On the first screen of the installation some requests are sent to the server for exemple to https://localhost:8080/install but the response payload is a rejection page of the proxy for a request to http://172.22.0.3:36283/install. I am using Docker and the IP is the Cells container’s one. There I would be tempted to use a NO_PROXY environment variable, except that since the IP is not the loopback one so it is not know before the container starts. I tried to add a NO_PROXY set to localhost and 127.0.0.1 without success. I am out of ideas! Hopefully someone will have a solution for this :wink:

Here is a quick reproduction path:

  1. Start an HTTP proxy that will reject everything: docker run -p 3128:3128 sameersbn/squid:3.5.27-2
  2. Start Cells with env variables: docker run -p 8080:8080 -e CELLS_BIND=localhost:8080 -e CELLS_EXTERNAL=localhost:8080 -e CELLS_NO_SSL=1 -e HTTP_PROXY=host.docker.internal:3128 -e HTTPS_PROXY=host.docker.internal:3128 -e NO_PROXY=localhost,127.0.0.1 pydio/cells:latest
  3. Open https://localhost:8080 in a web browser.

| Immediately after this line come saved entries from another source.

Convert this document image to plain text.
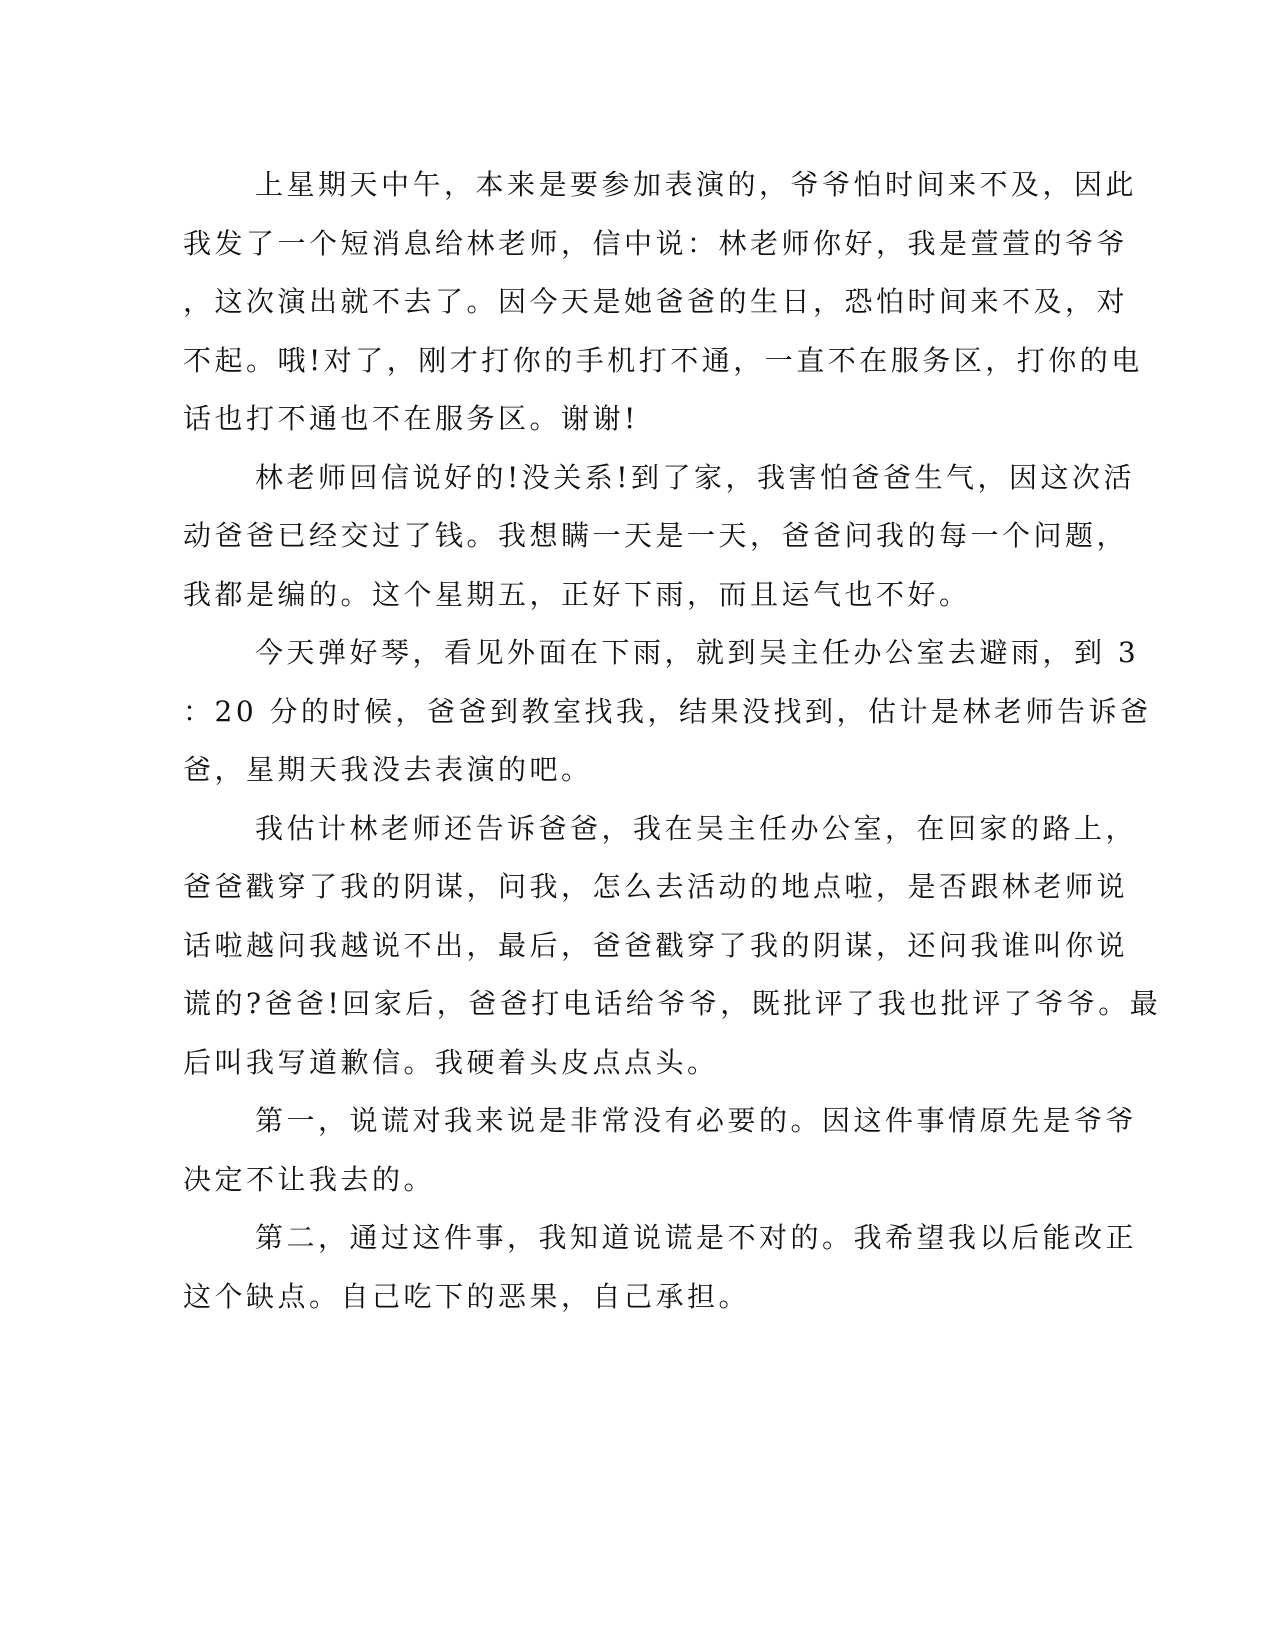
上星期天中午，本来是要参加表演的，爷爷怕时间来不及，因此
我发了一个短消息给林老师，信中说：林老师你好，我是萱萱的爷爷
，这次演出就不去了。因今天是她爸爸的生日，恐怕时间来不及，对
不起。哦!对了，刚才打你的手机打不通，一直不在服务区，打你的电
话也打不通也不在服务区。谢谢!
林老师回信说好的!没关系!到了家，我害怕爸爸生气，因这次活
动爸爸已经交过了钱。我想瞒一天是一天，爸爸问我的每一个问题，
我都是编的。这个星期五，正好下雨，而且运气也不好。
今天弹好琴，看见外面在下雨，就到吴主任办公室去避雨，到 3
：20 分的时候，爸爸到教室找我，结果没找到，估计是林老师告诉爸
爸，星期天我没去表演的吧。
我估计林老师还告诉爸爸，我在吴主任办公室，在回家的路上，
爸爸戳穿了我的阴谋，问我，怎么去活动的地点啦，是否跟林老师说
话啦越问我越说不出，最后，爸爸戳穿了我的阴谋，还问我谁叫你说
谎的?爸爸!回家后，爸爸打电话给爷爷，既批评了我也批评了爷爷。最
后叫我写道歉信。我硬着头皮点点头。
第一，说谎对我来说是非常没有必要的。因这件事情原先是爷爷
决定不让我去的。
第二，通过这件事，我知道说谎是不对的。我希望我以后能改正
这个缺点。自己吃下的恶果，自己承担。
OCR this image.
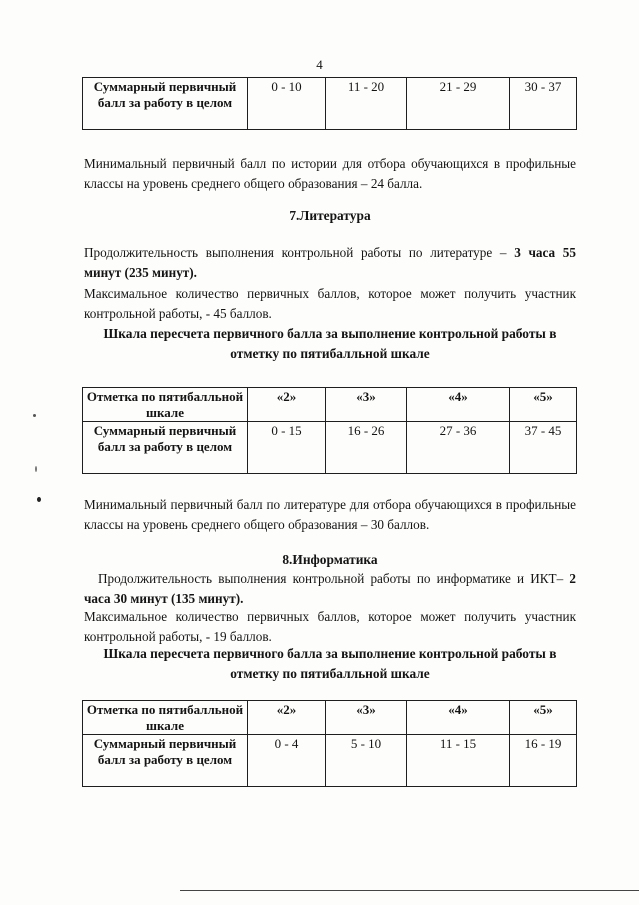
4
Суммарный первичный балл за работу в целом	0 - 10	11 - 20	21 - 29	30 - 37
Минимальный первичный балл по истории для отбора обучающихся в профильные классы на уровень среднего общего образования – 24 балла.
7.Литература
Продолжительность выполнения контрольной работы по литературе – 3 часа 55 минут (235 минут).
Максимальное количество первичных баллов, которое может получить участник контрольной работы, - 45 баллов.
Шкала пересчета первичного балла за выполнение контрольной работы в
отметку по пятибалльной шкале
Отметка по пятибалльной шкале	«2»	«3»	«4»	«5»
Суммарный первичный балл за работу в целом	0 - 15	16 - 26	27 - 36	37 - 45
Минимальный первичный балл по литературе для отбора обучающихся в профильные классы на уровень среднего общего образования – 30 баллов.
8.Информатика
Продолжительность выполнения контрольной работы по информатике и ИКТ– 2 часа 30 минут (135 минут).
Максимальное количество первичных баллов, которое может получить участник контрольной работы, - 19 баллов.
Шкала пересчета первичного балла за выполнение контрольной работы в
отметку по пятибалльной шкале
Отметка по пятибалльной шкале	«2»	«3»	«4»	«5»
Суммарный первичный балл за работу в целом	0 - 4	5 - 10	11 - 15	16 - 19
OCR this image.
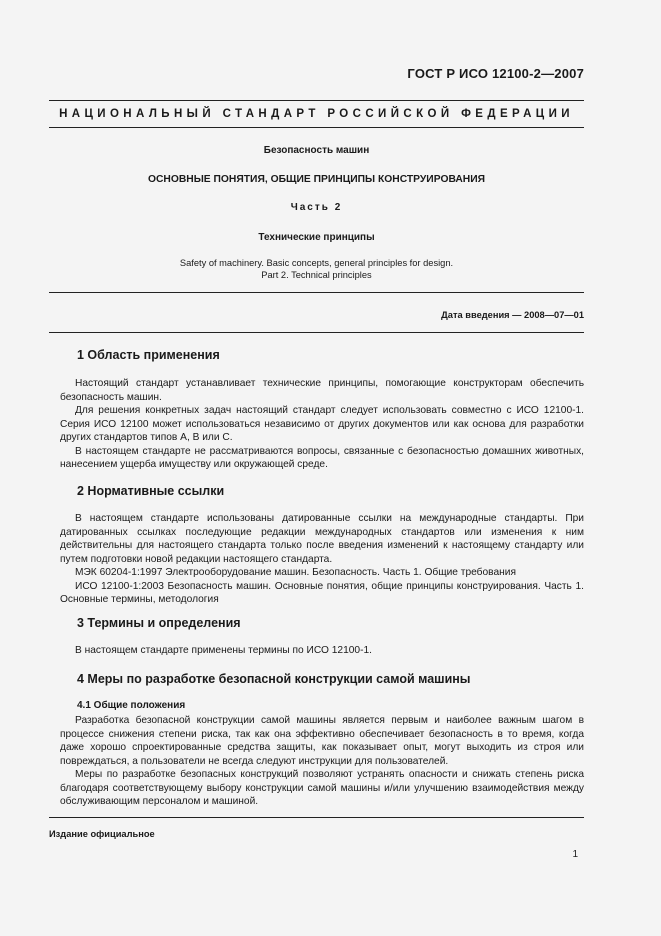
ГОСТ Р ИСО 12100-2—2007
НАЦИОНАЛЬНЫЙ СТАНДАРТ РОССИЙСКОЙ ФЕДЕРАЦИИ
Безопасность машин
ОСНОВНЫЕ ПОНЯТИЯ, ОБЩИЕ ПРИНЦИПЫ КОНСТРУИРОВАНИЯ
Часть 2
Технические принципы
Safety of machinery. Basic concepts, general principles for design.
Part 2. Technical principles
Дата введения — 2008—07—01
1 Область применения

Настоящий стандарт устанавливает технические принципы, помогающие конструкторам обеспечить безопасность машин.

Для решения конкретных задач настоящий стандарт следует использовать совместно с ИСО 12100-1. Серия ИСО 12100 может использоваться независимо от других документов или как основа для разработки других стандартов типов А, В или С.

В настоящем стандарте не рассматриваются вопросы, связанные с безопасностью домашних животных, нанесением ущерба имуществу или окружающей среде.

2 Нормативные ссылки

В настоящем стандарте использованы датированные ссылки на международные стандарты. При датированных ссылках последующие редакции международных стандартов или изменения к ним действительны для настоящего стандарта только после введения изменений к настоящему стандарту или путем подготовки новой редакции настоящего стандарта.

МЭК 60204-1:1997 Электрооборудование машин. Безопасность. Часть 1. Общие требования

ИСО 12100-1:2003 Безопасность машин. Основные понятия, общие принципы конструирования. Часть 1. Основные термины, методология

3 Термины и определения

В настоящем стандарте применены термины по ИСО 12100-1.

4 Меры по разработке безопасной конструкции самой машины
4.1 Общие положения

Разработка безопасной конструкции самой машины является первым и наиболее важным шагом в процессе снижения степени риска, так как она эффективно обеспечивает безопасность в то время, когда даже хорошо спроектированные средства защиты, как показывает опыт, могут выходить из строя или повреждаться, а пользователи не всегда следуют инструкции для пользователей.

Меры по разработке безопасных конструкций позволяют устранять опасности и снижать степень риска благодаря соответствующему выбору конструкции самой машины и/или улучшению взаимодействия между обслуживающим персоналом и машиной.

Издание официальное
1
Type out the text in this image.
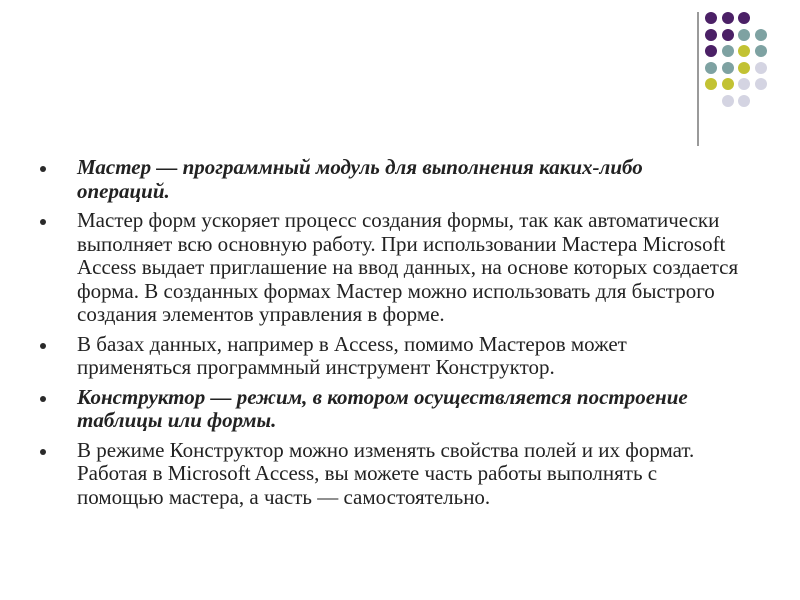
Мастер — программный модуль для выполнения каких-либо операций.
Мастер форм ускоряет процесс создания формы, так как автоматически выполняет всю основную работу. При использовании Мастера Microsoft Access выдает приглашение на ввод данных, на основе которых создается форма. В созданных формах Мастер можно использовать для быстрого создания элементов управления в форме.
В базах данных, например в Access, помимо Мастеров может применяться программный инструмент Конструктор.
Конструктор — режим, в котором осуществляется построение таблицы или формы.
В режиме Конструктор можно изменять свойства полей и их формат. Работая в Microsoft Access, вы можете часть работы выполнять с помощью мастера, а часть — самостоятельно.
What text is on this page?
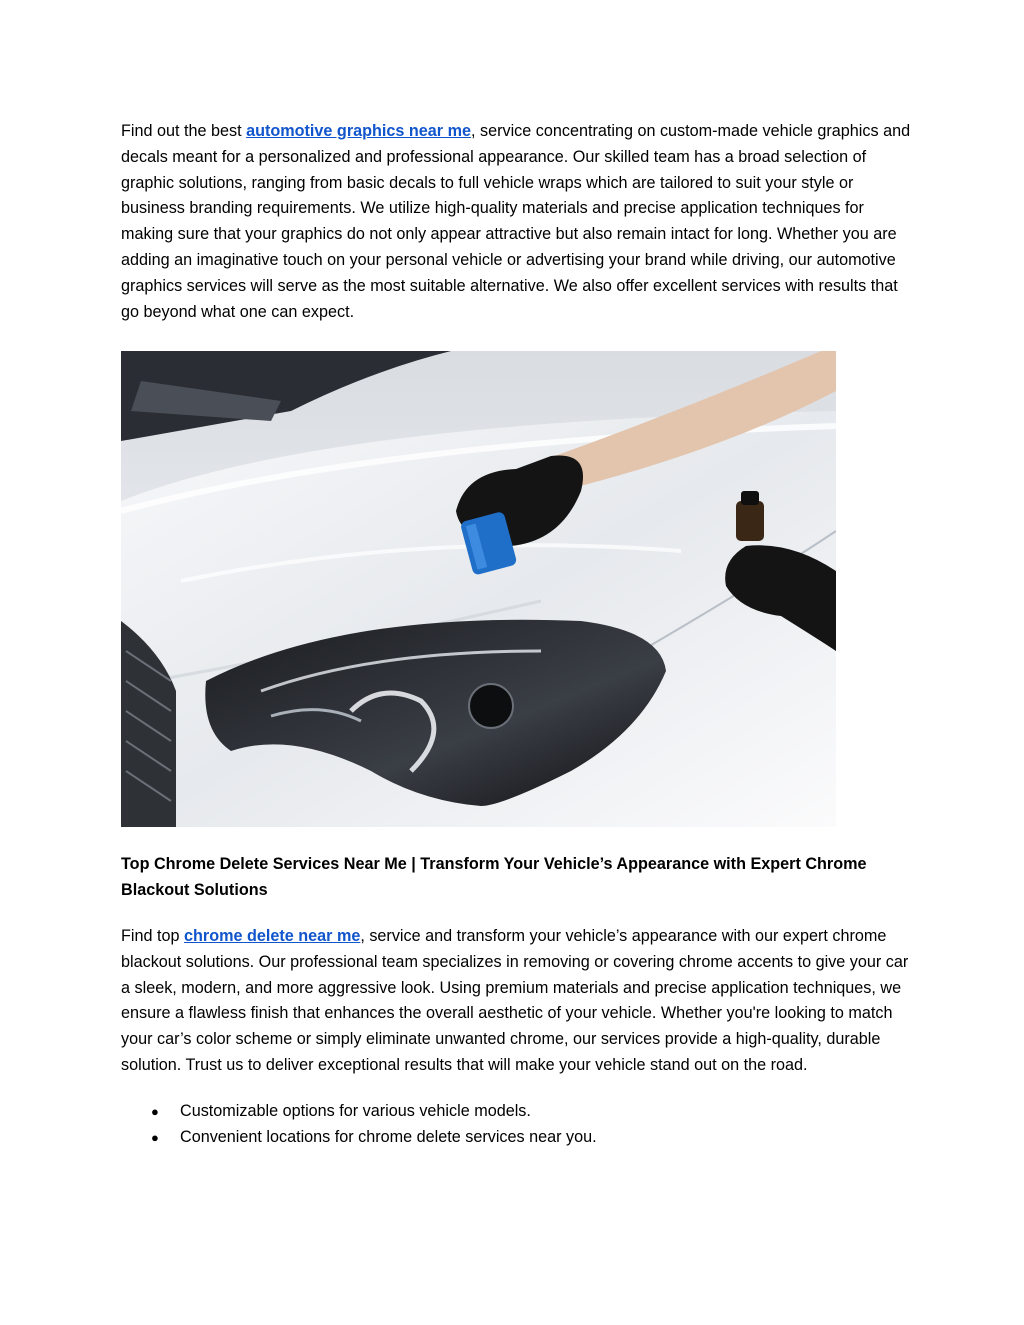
Find out the best automotive graphics near me, service concentrating on custom-made vehicle graphics and decals meant for a personalized and professional appearance. Our skilled team has a broad selection of graphic solutions, ranging from basic decals to full vehicle wraps which are tailored to suit your style or business branding requirements. We utilize high-quality materials and precise application techniques for making sure that your graphics do not only appear attractive but also remain intact for long. Whether you are adding an imaginative touch on your personal vehicle or advertising your brand while driving, our automotive graphics services will serve as the most suitable alternative. We also offer excellent services with results that go beyond what one can expect.

Top Chrome Delete Services Near Me | Transform Your Vehicle’s Appearance with Expert Chrome Blackout Solutions

Find top chrome delete near me, service and transform your vehicle’s appearance with our expert chrome blackout solutions. Our professional team specializes in removing or covering chrome accents to give your car a sleek, modern, and more aggressive look. Using premium materials and precise application techniques, we ensure a flawless finish that enhances the overall aesthetic of your vehicle. Whether you're looking to match your car’s color scheme or simply eliminate unwanted chrome, our services provide a high-quality, durable solution. Trust us to deliver exceptional results that will make your vehicle stand out on the road.

● Customizable options for various vehicle models.
● Convenient locations for chrome delete services near you.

On the install page the terms of use will be blank and requests will be sent in the background that will fail as 403 from the HTTP proxy.

Hello and welcome, @fhx,

Indeed the env variables HTTP_PROXY and HTTPS_PROXY are the way to go,
when running a container on Cells, you should always use the bind address of the host running the Cells container, if you use localhost it will actually as you said try to use the loopback address.

Could you try with CELLS_BIND=192.168.0.5(replace this value with your own interface), for the external, you could put the same address but localhost, should also do the trick as long as you are communicating on the same port.

This documentation about the reverse proxy could provide you with some more hints about your setup and values.

Thank you for your quick answer. I tried to apply it but I could not make it work. I replaced the CELLS_BIND to the value of my host IP but not I have this error when I try to access Pydio : 421 Site localhost:8080 is not served on this interface.

I also tried with an actual domain like xxx[dot]mydomain[dot]com with a reverse proxy to Pydio (and also with CELLS_BIND to the host IP) but got a similar error: 404 Site xxx[dot]mydomain[dot]com is not served on this interface (xxx[dot]mydomain[dot]com is an exemple I used a real domain of course).

I am puzzled about how this is supposed to work. I understand the role of CELLS_EXTERNAL since the container is not aware of its external address. The fact that CELLS_BIND should be set to the host IP this I do not understand as the container is completely unaware of the host network interfaces.

Just to clarify, I tried a CELLS_BIND to 0.0.0.0:8080 and a CELLS_EXTERNAL to localhost:8080. This is a fairly common setup for containerized applications behind a reverse proxy. I did not have the error above with this config but when I added HTTP_PROXY and HTTPS_PROXY the installation wizard failed because it sent requests to http://172.17.0.3:40131/install and this went though the HTTP proxy. This IP is the container’s internal one. My intuition is that it would work is Pydio used “localhost” instead of the container’s internal IP address because localhost can be whitelisted in NO_PROXY. Does it make sense and is there a way to force Pydio to do that?